Hi,
It’s possible to rebuild part of a curve?
In illustrator we can change the continuity of the curve, i don’t know if it is possible to do it on Rhino.
Thanks
Hi,
It’s possible to rebuild part of a curve?
In illustrator we can change the continuity of the curve, i don’t know if it is possible to do it on Rhino.
Thanks
you can “split” the curve at “points” wich you can “rebuild” and rejoin with the other line segments.
if I misinterpreted your question, this should be the right answer:
type the command “pointson” to see control points of a curve. you can disable pointson simply by esc.
click the points and move them to customize the line. you can move easily with the “gumball” activated.
Hi Bruno - what is it you need to accomplish? Can you post an example?
-Pascal
Hi, thanks by your answer.
CURVE_REBUILD.3dm (27.2 KB)
Please open this file to see what i want.
Hi Bruno - try InsertKink
at the location of your middle red point, and then turn on the points and move the curve point there.
-Pascal
Hi pascal, thanks for the tip but it’s not what I’m looking for.
My problem it’s that the curve has a break point as you see in the example in the bottom.
I can rebuild the curve with a lot of points, but i don’t want to do that because i will change other parts of the curve.

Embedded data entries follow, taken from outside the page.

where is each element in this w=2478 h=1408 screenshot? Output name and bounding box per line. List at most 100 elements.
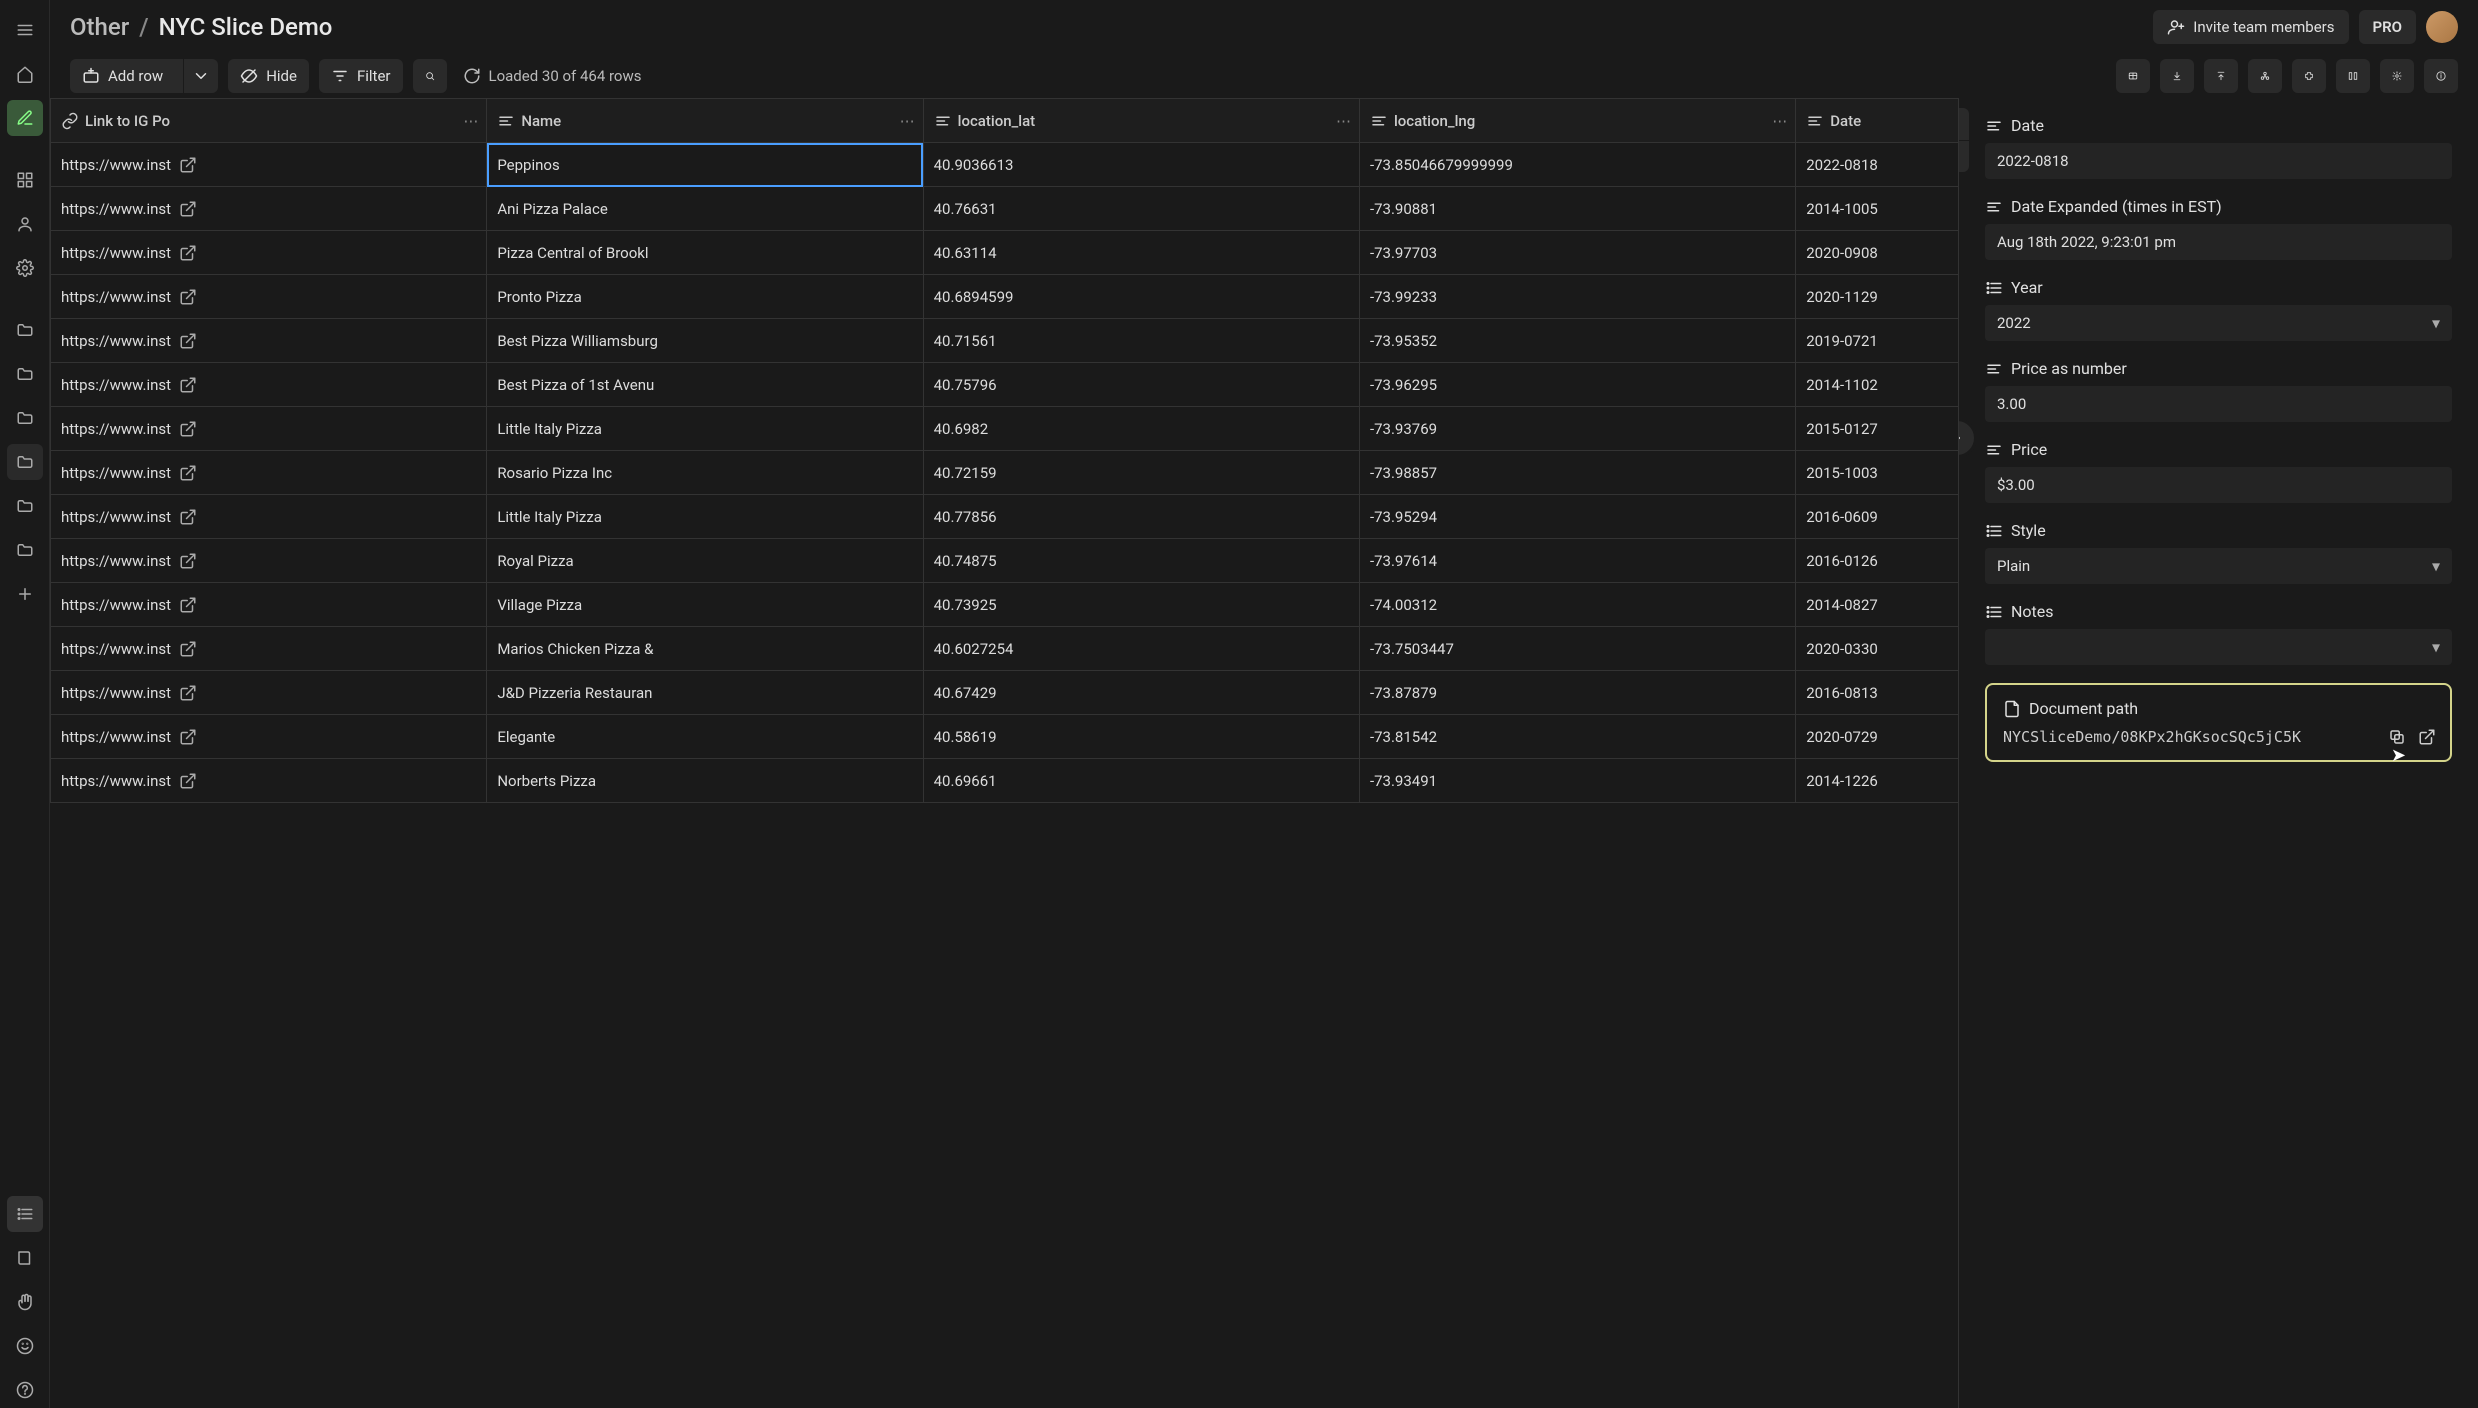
external-link-icon[interactable] xyxy=(179,464,197,482)
add-row-dropdown[interactable] xyxy=(183,59,218,93)
link-cell[interactable]: https://www.inst xyxy=(51,671,487,715)
external-link-icon[interactable] xyxy=(179,640,197,658)
breadcrumb-parent[interactable]: Other xyxy=(70,13,129,41)
next-record-button[interactable] xyxy=(1958,140,1969,172)
lng-cell[interactable]: -73.87879 xyxy=(1359,671,1795,715)
invite-team-button[interactable]: Invite team members xyxy=(2153,10,2348,44)
notes-field[interactable] xyxy=(1985,629,2452,665)
external-link-icon[interactable] xyxy=(179,552,197,570)
external-link-icon[interactable] xyxy=(179,772,197,790)
date-expanded-field[interactable] xyxy=(1985,224,2452,260)
link-cell[interactable]: https://www.inst xyxy=(51,539,487,583)
lat-cell[interactable]: 40.74875 xyxy=(923,539,1359,583)
download-button[interactable] xyxy=(2160,59,2194,93)
column-header-lat[interactable]: location_lat⋯ xyxy=(923,99,1359,143)
lat-cell[interactable]: 40.76631 xyxy=(923,187,1359,231)
name-cell[interactable]: Marios Chicken Pizza & xyxy=(487,627,923,671)
link-cell[interactable]: https://www.inst xyxy=(51,187,487,231)
name-cell[interactable]: Peppinos xyxy=(487,143,923,187)
lng-cell[interactable]: -73.97614 xyxy=(1359,539,1795,583)
link-cell[interactable]: https://www.inst xyxy=(51,319,487,363)
column-header-name[interactable]: Name⋯ xyxy=(487,99,923,143)
lat-cell[interactable]: 40.72159 xyxy=(923,451,1359,495)
lng-cell[interactable]: -73.81542 xyxy=(1359,715,1795,759)
open-external-button[interactable] xyxy=(2418,728,2436,746)
column-menu-icon[interactable]: ⋯ xyxy=(898,110,917,132)
folder-icon[interactable] xyxy=(7,400,43,436)
lat-cell[interactable]: 40.6982 xyxy=(923,407,1359,451)
external-link-icon[interactable] xyxy=(179,508,197,526)
link-cell[interactable]: https://www.inst xyxy=(51,231,487,275)
external-link-icon[interactable] xyxy=(179,376,197,394)
link-cell[interactable]: https://www.inst xyxy=(51,143,487,187)
folder-icon[interactable] xyxy=(7,356,43,392)
prev-record-button[interactable] xyxy=(1958,108,1969,140)
search-button[interactable] xyxy=(413,59,447,93)
lat-cell[interactable]: 40.71561 xyxy=(923,319,1359,363)
lng-cell[interactable]: -73.95352 xyxy=(1359,319,1795,363)
column-menu-icon[interactable]: ⋯ xyxy=(1334,110,1353,132)
lng-cell[interactable]: -73.95294 xyxy=(1359,495,1795,539)
smile-icon[interactable] xyxy=(7,1328,43,1364)
lat-cell[interactable]: 40.77856 xyxy=(923,495,1359,539)
name-cell[interactable]: Pronto Pizza xyxy=(487,275,923,319)
lng-cell[interactable]: -74.00312 xyxy=(1359,583,1795,627)
pro-button[interactable]: PRO xyxy=(2359,10,2417,44)
link-cell[interactable]: https://www.inst xyxy=(51,715,487,759)
edit-icon[interactable] xyxy=(7,100,43,136)
lat-cell[interactable]: 40.67429 xyxy=(923,671,1359,715)
add-icon[interactable] xyxy=(7,576,43,612)
link-cell[interactable]: https://www.inst xyxy=(51,275,487,319)
hand-icon[interactable] xyxy=(7,1284,43,1320)
user-icon[interactable] xyxy=(7,206,43,242)
name-cell[interactable]: Little Italy Pizza xyxy=(487,495,923,539)
gear-icon[interactable] xyxy=(7,250,43,286)
link-cell[interactable]: https://www.inst xyxy=(51,495,487,539)
add-row-button[interactable]: Add row xyxy=(70,59,218,93)
year-field[interactable] xyxy=(1985,305,2452,341)
grid-icon[interactable] xyxy=(7,162,43,198)
folder-icon[interactable] xyxy=(7,532,43,568)
home-icon[interactable] xyxy=(7,56,43,92)
extension-button[interactable] xyxy=(2292,59,2326,93)
external-link-icon[interactable] xyxy=(179,200,197,218)
lng-cell[interactable]: -73.90881 xyxy=(1359,187,1795,231)
lng-cell[interactable]: -73.97703 xyxy=(1359,231,1795,275)
settings-button[interactable] xyxy=(2380,59,2414,93)
folder-icon[interactable] xyxy=(7,444,43,480)
book-icon[interactable] xyxy=(7,1240,43,1276)
name-cell[interactable]: Village Pizza xyxy=(487,583,923,627)
column-menu-icon[interactable]: ⋯ xyxy=(461,110,480,132)
name-cell[interactable]: Little Italy Pizza xyxy=(487,407,923,451)
lat-cell[interactable]: 40.63114 xyxy=(923,231,1359,275)
folder-icon[interactable] xyxy=(7,312,43,348)
lat-cell[interactable]: 40.58619 xyxy=(923,715,1359,759)
external-link-icon[interactable] xyxy=(179,420,197,438)
link-cell[interactable]: https://www.inst xyxy=(51,407,487,451)
menu-icon[interactable] xyxy=(7,12,43,48)
link-cell[interactable]: https://www.inst xyxy=(51,451,487,495)
lat-cell[interactable]: 40.73925 xyxy=(923,583,1359,627)
date-field[interactable] xyxy=(1985,143,2452,179)
lng-cell[interactable]: -73.7503447 xyxy=(1359,627,1795,671)
lng-cell[interactable]: -73.99233 xyxy=(1359,275,1795,319)
external-link-icon[interactable] xyxy=(179,684,197,702)
name-cell[interactable]: Best Pizza of 1st Avenu xyxy=(487,363,923,407)
avatar[interactable] xyxy=(2426,11,2458,43)
name-cell[interactable]: Pizza Central of Brookl xyxy=(487,231,923,275)
link-cell[interactable]: https://www.inst xyxy=(51,759,487,803)
lng-cell[interactable]: -73.85046679999999 xyxy=(1359,143,1795,187)
lat-cell[interactable]: 40.75796 xyxy=(923,363,1359,407)
column-header-lng[interactable]: location_lng⋯ xyxy=(1359,99,1795,143)
filter-button[interactable]: Filter xyxy=(319,59,403,93)
external-link-icon[interactable] xyxy=(179,244,197,262)
hide-button[interactable]: Hide xyxy=(228,59,309,93)
style-field[interactable] xyxy=(1985,548,2452,584)
column-menu-icon[interactable]: ⋯ xyxy=(1770,110,1789,132)
list-icon[interactable] xyxy=(7,1196,43,1232)
info-button[interactable] xyxy=(2424,59,2458,93)
name-cell[interactable]: Best Pizza Williamsburg xyxy=(487,319,923,363)
lat-cell[interactable]: 40.6027254 xyxy=(923,627,1359,671)
name-cell[interactable]: J&D Pizzeria Restauran xyxy=(487,671,923,715)
price-number-field[interactable] xyxy=(1985,386,2452,422)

I just want to add or solve that break point, in illustrator there is a command where we can convert anchor points to smooth.
That’s what i’m looking for, see the example image.

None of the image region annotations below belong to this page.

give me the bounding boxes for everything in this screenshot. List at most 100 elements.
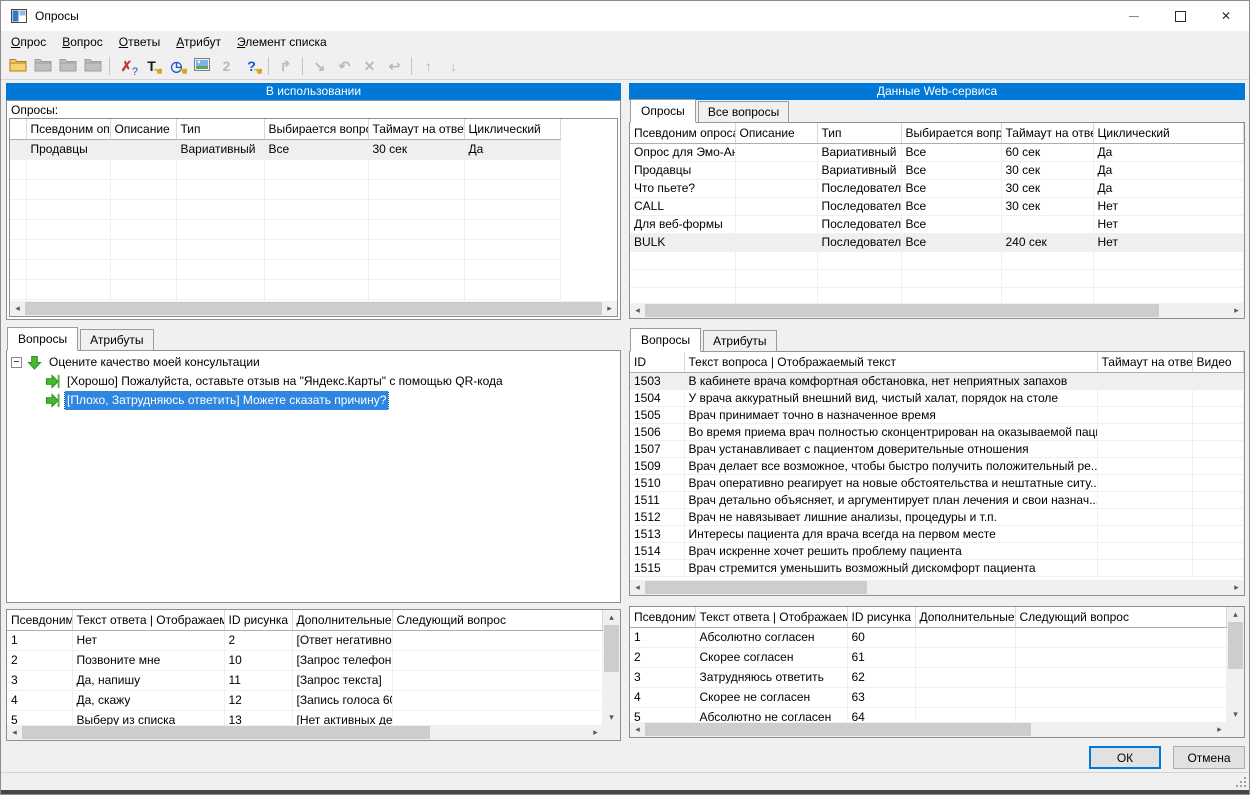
column-header[interactable]: Следующий вопрос (392, 610, 603, 631)
horizontal-scrollbar[interactable]: ◂ ▸ (630, 580, 1244, 595)
delete-question-button[interactable]: ✗? (115, 55, 138, 77)
column-header[interactable]: Таймаут на ответ (1097, 352, 1192, 373)
scroll-right-icon[interactable]: ▸ (1212, 722, 1227, 737)
scroll-right-icon[interactable]: ▸ (588, 725, 603, 740)
menu-question[interactable]: Вопрос (54, 33, 111, 51)
table-row[interactable]: Опрос для Эмо-Анк...ВариативныйВсе60 сек… (630, 144, 1244, 162)
column-header[interactable]: Циклический (464, 119, 560, 140)
new-survey-button[interactable] (6, 55, 29, 77)
scroll-left-icon[interactable]: ◂ (7, 725, 22, 740)
table-row[interactable]: 5Абсолютно не согласен64 (630, 708, 1227, 723)
tree-node-question[interactable]: Оцените качество моей консультации (7, 353, 620, 372)
column-header[interactable]: ID (630, 352, 684, 373)
table-row[interactable]: 4Да, скажу12[Запись голоса 60 ... (7, 691, 603, 711)
table-row[interactable]: 1513Интересы пациента для врача всегда н… (630, 526, 1244, 543)
column-header[interactable]: Выбирается вопросов (901, 123, 1001, 144)
column-header[interactable]: Описание (110, 119, 176, 140)
table-row[interactable]: 1509Врач делает все возможное, чтобы быс… (630, 458, 1244, 475)
scroll-left-icon[interactable]: ◂ (630, 580, 645, 595)
scrollbar-track[interactable] (645, 722, 1212, 737)
column-header[interactable]: Псевдоним (630, 607, 695, 628)
horizontal-scrollbar[interactable]: ◂ ▸ (7, 725, 603, 740)
column-header[interactable]: Тип (817, 123, 901, 144)
menu-list-item[interactable]: Элемент списка (229, 33, 335, 51)
table-row[interactable]: 5Выберу из списка13[Нет активных де... (7, 711, 603, 726)
assign-question-button[interactable]: ?☚ (240, 55, 263, 77)
scrollbar-track[interactable] (645, 580, 1229, 595)
column-header[interactable]: Видео (1192, 352, 1244, 373)
tree-node-answer-good[interactable]: [Хорошо] Пожалуйста, оставьте отзыв на "… (7, 372, 620, 391)
tab-questions[interactable]: Вопросы (630, 328, 701, 352)
scroll-left-icon[interactable]: ◂ (630, 303, 645, 318)
assign-text-button[interactable]: T☚ (140, 55, 163, 77)
tree-node-answer-bad[interactable]: [Плохо, Затрудняюсь ответить] Можете ска… (7, 391, 620, 410)
column-header[interactable]: Тип (176, 119, 264, 140)
table-row[interactable]: 1505Врач принимает точно в назначенное в… (630, 407, 1244, 424)
vertical-scrollbar[interactable]: ▴ ▾ (603, 610, 620, 725)
table-row[interactable]: 1510Врач оперативно реагирует на новые о… (630, 475, 1244, 492)
table-row[interactable]: 1507Врач устанавливает с пациентом довер… (630, 441, 1244, 458)
table-row[interactable]: 3Затрудняюсь ответить62 (630, 668, 1227, 688)
table-row[interactable]: Что пьете?Последовател...Все30 секДа (630, 180, 1244, 198)
vertical-scrollbar[interactable]: ▴ ▾ (1227, 607, 1244, 722)
menu-survey[interactable]: Опрос (3, 33, 54, 51)
table-row[interactable]: 3Да, напишу11[Запрос текста] (7, 671, 603, 691)
scrollbar-thumb[interactable] (645, 581, 867, 594)
table-row[interactable]: 4Скорее не согласен63 (630, 688, 1227, 708)
scrollbar-thumb[interactable] (1228, 622, 1243, 669)
table-row[interactable]: 1Нет2[Ответ негативно... (7, 631, 603, 651)
scrollbar-thumb[interactable] (22, 726, 430, 739)
column-header[interactable]: Выбирается вопросов (264, 119, 368, 140)
column-header[interactable]: Таймаут на ответ (368, 119, 464, 140)
resize-grip-icon[interactable] (1235, 776, 1247, 791)
table-row[interactable]: 1515Врач стремится уменьшить возможный д… (630, 560, 1244, 577)
table-row[interactable]: CALLПоследовател...Все30 секНет (630, 198, 1244, 216)
column-header[interactable]: Описание (735, 123, 817, 144)
column-header[interactable]: Псевдоним опр... (26, 119, 110, 140)
horizontal-scrollbar[interactable]: ◂ ▸ (10, 301, 617, 316)
column-header[interactable]: Псевдоним (7, 610, 72, 631)
column-header[interactable]: Псевдоним опроса (630, 123, 735, 144)
table-row[interactable]: 1514Врач искренне хочет решить проблему … (630, 543, 1244, 560)
tab-attributes[interactable]: Атрибуты (703, 330, 776, 352)
web-surveys-table[interactable]: Псевдоним опросаОписаниеТипВыбирается во… (630, 123, 1244, 303)
scrollbar-thumb[interactable] (25, 302, 602, 315)
table-row[interactable]: Для веб-формыПоследовател...ВсеНет (630, 216, 1244, 234)
scrollbar-track[interactable] (603, 625, 620, 710)
scrollbar-thumb[interactable] (645, 304, 1159, 317)
table-row[interactable]: ПродавцыВариативныйВсе30 секДа (630, 162, 1244, 180)
column-header[interactable] (10, 119, 26, 140)
table-row[interactable]: 2Позвоните мне10[Запрос телефона ... (7, 651, 603, 671)
table-row[interactable]: ПродавцыВариативныйВсе30 секДа (10, 140, 617, 160)
tab-questions[interactable]: Вопросы (7, 327, 78, 351)
in-use-surveys-table[interactable]: Псевдоним опр...ОписаниеТипВыбирается во… (10, 119, 617, 301)
in-use-answers-table[interactable]: ПсевдонимТекст ответа | Отображаемый...I… (7, 610, 603, 725)
scrollbar-track[interactable] (25, 301, 602, 316)
web-answers-table[interactable]: ПсевдонимТекст ответа | Отображаемый...I… (630, 607, 1227, 722)
column-header[interactable]: Таймаут на ответ (1001, 123, 1093, 144)
column-header[interactable]: Текст ответа | Отображаемый... (72, 610, 224, 631)
column-header[interactable]: ID рисунка (224, 610, 292, 631)
scroll-right-icon[interactable]: ▸ (1229, 580, 1244, 595)
maximize-button[interactable] (1157, 1, 1203, 31)
scroll-left-icon[interactable]: ◂ (630, 722, 645, 737)
scrollbar-track[interactable] (645, 303, 1229, 318)
collapse-icon[interactable] (11, 357, 22, 368)
scroll-up-icon[interactable]: ▴ (1227, 607, 1244, 622)
horizontal-scrollbar[interactable]: ◂ ▸ (630, 722, 1227, 737)
scroll-left-icon[interactable]: ◂ (10, 301, 25, 316)
column-header[interactable]: Циклический (1093, 123, 1244, 144)
scrollbar-track[interactable] (22, 725, 588, 740)
scrollbar-thumb[interactable] (604, 625, 619, 672)
column-header[interactable]: Текст вопроса | Отображаемый текст (684, 352, 1097, 373)
ok-button[interactable]: ОК (1089, 746, 1161, 769)
table-row[interactable]: BULKПоследовател...Все240 секНет (630, 234, 1244, 252)
table-row[interactable]: 1511Врач детально объясняет, и аргументи… (630, 492, 1244, 509)
tab-surveys[interactable]: Опросы (630, 99, 696, 123)
tab-attributes[interactable]: Атрибуты (80, 329, 153, 351)
scroll-up-icon[interactable]: ▴ (603, 610, 620, 625)
scrollbar-track[interactable] (1227, 622, 1244, 707)
table-row[interactable]: 2Скорее согласен61 (630, 648, 1227, 668)
table-row[interactable]: 1504У врача аккуратный внешний вид, чист… (630, 390, 1244, 407)
column-header[interactable]: ID рисунка (847, 607, 915, 628)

Hi Bruno - did you actually try InsertKink
to add your ‘break point’?
-Pascal
Yes, but InsertKink creates a break point in the first and last point in the reconstruction of the curve.
To remove the kink, if that is what you are asking for, what I would do is InsertKnot
on either side of the existing kink, then RemoveKnot
once at the kink. Ideally, the knot insertion should use MidPoints=Yes and snap to the marked midpoints on either side of that knot location.
@TAZ Bruno - probably a better way is to remove curve-degree number of knots at that kink location. Find the degree - the What
command will help, and then in RemoveKnot
, click on that location degree number of times.
-Pascal
That’s it. Thanks very much pascal.
@TAZ Bruno - actually, instead of removing all the knots (degree number) try removing degree-1 knots, leaving a simple knot there, not no knots at all - that should modify the shape less than if you remove all of the knots. BTW, One of the developers here cooked up some code that allows me to make a simple ‘RemoveKink’ tool in Python, in version 6/WIP.